Most people never encounter such discourse. And most students, on entering college, have no idea of what it's like. They've come from a culture that wants answers, not nuanced problematizations, not philosophy. They've been conditioned, as have most Americans, to seek out a position where a simple choice will solve the problem. They've been conditioned to see ideas as being part of a marketplace, just like sweatshirts, snowboards, or songs, and when they are asked to produce ideas, they look to that marketplace for a model. And students do this with their research papers as much as with their arguments. How often, in fact, does a student's research paper look like an amateur journalist's report of multiple facts and views, a superficial survey of x number of sources, with no argument even implied?
Consider, for example, the "five-paragraph essay" so often taught in high schools around the country and further abetted by the new SAT exam. Paragraph one offers an introduction, including a thesis at the end of the introduction. It's best if this thesis has three points. The subsequent three paragraphs develop and explain these thesis-supporting points. The last paragraph, the conclusion, sums up the paper and restates the thesis.
It resembles the script for commercials. It inhibits, even prohibits freedom of thought. It's static -- more noise than signal. There's no real inquiry going on, no grappling with complexities. It seeks only support, and readily available support at that. It can appear to be heated, resembling the screaming-heads model. But it's one-sided, and it goes nowhere, except to its inevitable end, which resembles or reproduces its beginning.

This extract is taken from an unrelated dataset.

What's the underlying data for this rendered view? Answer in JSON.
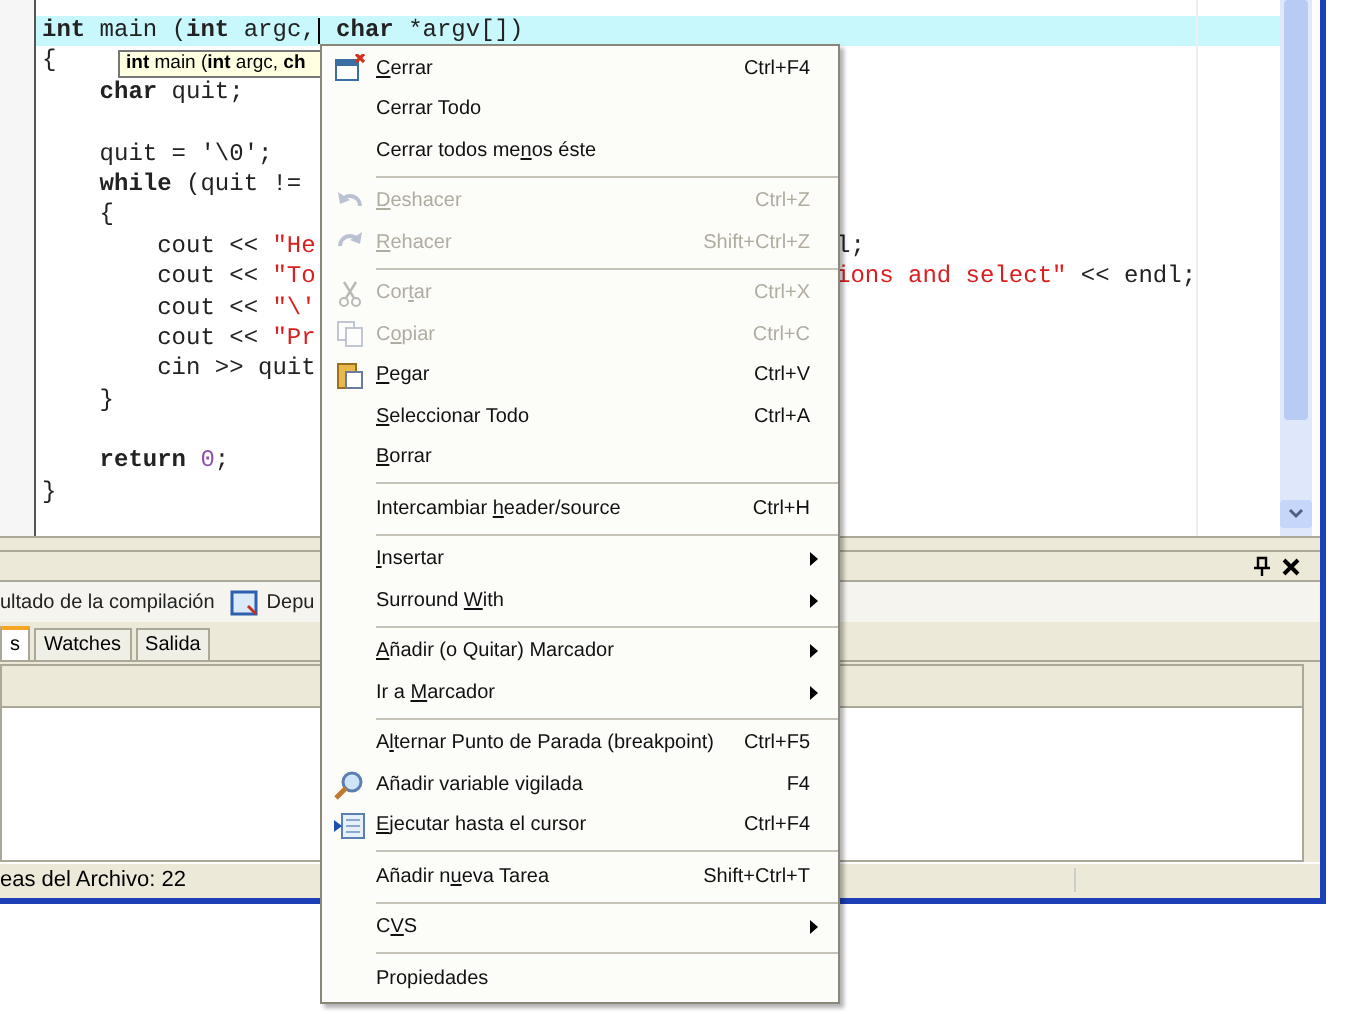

When we try to teach argument in the classroom, we have to fight a model of discourse that, zombielike, still stalks many classrooms. At the same time, we're pressed to provide a better model for students- the reasoned, calm approach, the one that engages and responds to counterarguments, that strives only to approach an understanding. The model for this in public discourse is as hard to find as the genre is to explain or justify. It's no surprise that we can't stick an ice pick through the five-paragraph monster's gelid heart.
The best argumentative writing expands and transforms the ideas of the writer. It questions itself, actively seeking out emergent problems along the way. And it ends not with a definitive, an in-your-face "So there!" (or a "You should just read the Bible!"), but probably with more complex questions, ones that push the continuum of the subject matter. One student told me writing in the argumentative mode was "scary." It's just not something they've been taught to do -- yet its being tantamount to a transgressive act can make it much more attractive.
Frank L. Cioffi, an assistant professor of writing and director of the writing program at Scripps College, is author of The Imaginative Argument: A Practical Manifesto for Writers, published this month by Princeton University Press.